I'm trying to use/import a J48 classifier made in WEKA 3.8.3 (the GUI one) in an Android app, but the resulting class only returns one classification result regardless of the incoming values.
The raw dataset looks like this, so the first answer I could find on SO was to use SMOTE to compensate for this. I couldn't find SMOTE, but from what I can see the ClassBalancer filter achieves the same results. The resulting data looks like this.
These are the results for the raw data, and these are the results for the filtered data.
The J48 class using the raw data only returns a value of 2.0, which would correspond with walking, which I'm guessing is due to the fact that walking is by far the most common classification in the training set. The J48 class using the filtered data only returns a value of 1.0, which I can't quite explain.
I've already tried loading a working classifier from a previous project into the app; this (J48) classifier did return different values. I've also tried manually removing rows of data until all activities had the same amount of entries, but this did not resolve the problem. I've also tried putting in a value I know should correspond to "sitting" manually, but this also did not work.
The instance sent to the classifier looks perfectly fine when I print out the value to the log, so I don't think it's something to do with the input. Just in case I'm missing something obvious though, I'll include the code below:
public double createInstances(double x, double y, double z){
double result = 0;
Instances dataRaw = new Instances("TestInstances", atts, 3);
dataRaw.setClassIndex(dataRaw.numAttributes()-1);
Log.d(TAG,"Rawdata:" + dataRaw);
Instance inst = new DenseInstance(3);
inst.setDataset(dataRaw);
inst.setValue(accel_x,x);
inst.setValue(accel_y,y);
inst.setValue(accel_z,z);
Log.d(TAG,"NEWDATARAW:" + inst);
try {
result = weka.classifyInstance(inst);
Log.d(TAG,"RESULT:" + result);
}
catch (Exception e){
Log.e(TAG,"DID NOT WORK:" + e);
}
return result;
}
I have also made sure that the attributes are getting added to the Attributes ArrayList "atts".

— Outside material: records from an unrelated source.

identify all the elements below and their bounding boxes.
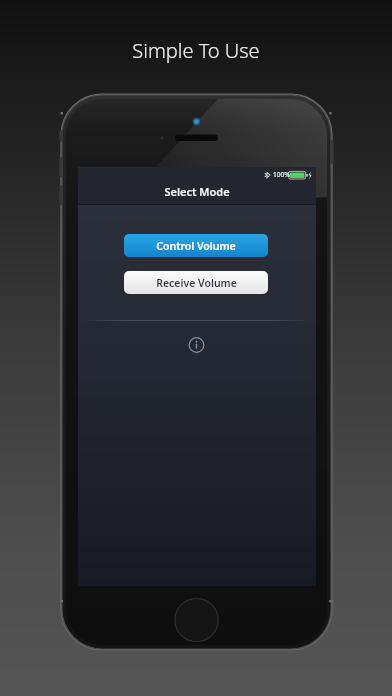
staticText: 100% — [273, 170, 290, 179]
button[interactable]: Information — [183, 332, 210, 359]
staticText: Control Volume — [156, 239, 236, 253]
staticText: Simple To Use — [132, 37, 260, 64]
staticText: Receive Volume — [156, 276, 237, 290]
button[interactable]: Control Volume — [124, 234, 268, 257]
staticText: Select Mode — [164, 184, 230, 199]
button[interactable]: Receive Volume — [124, 271, 268, 294]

The only remaining option I can come up with is that there is something wrong with the data format, but I would imagine it would already show signs of problems when creating the algorithm then. This is an example of the ARFF file containing the data.
I've tried entering both datasets (raw/filtered) in a default J48 algorithm, and one with all pruning options disabled in case it was pruning the other activities, but none of these classifiers returned more than one activity.
I think that's all the relevant information, but if I missed anything please tell me so I can add it. I'm fairly sure the problem is somewhere in the classifier itself, but I have no clue what it is exactly.
Turns out WEKA placed the following code in the classifyInstance method:
// set class value to missing
s[i.classIndex()] = null;
This caused the last value in the array (in this case the accel_z value) to be set to null, resulting in the classifier always returning the same value, since this was the first check in the classifier (note the "if(i[2] == null" statement):
static double N69cd8e58128(Object []i) {
double p = Double.NaN;
if (i[2] == null) {
p = 1;
} else if (((Double) i[2]).doubleValue() <= 6.43) {
p = WekaClassifier.Nad3034129(i);
} else if (((Double) i[2]).doubleValue() > 6.43) {
p = WekaClassifier.N26ef16ed242(i);
}
return p;
}
I'm not sure what purpose this line normally serves, but removing it seems to have fixed the issue.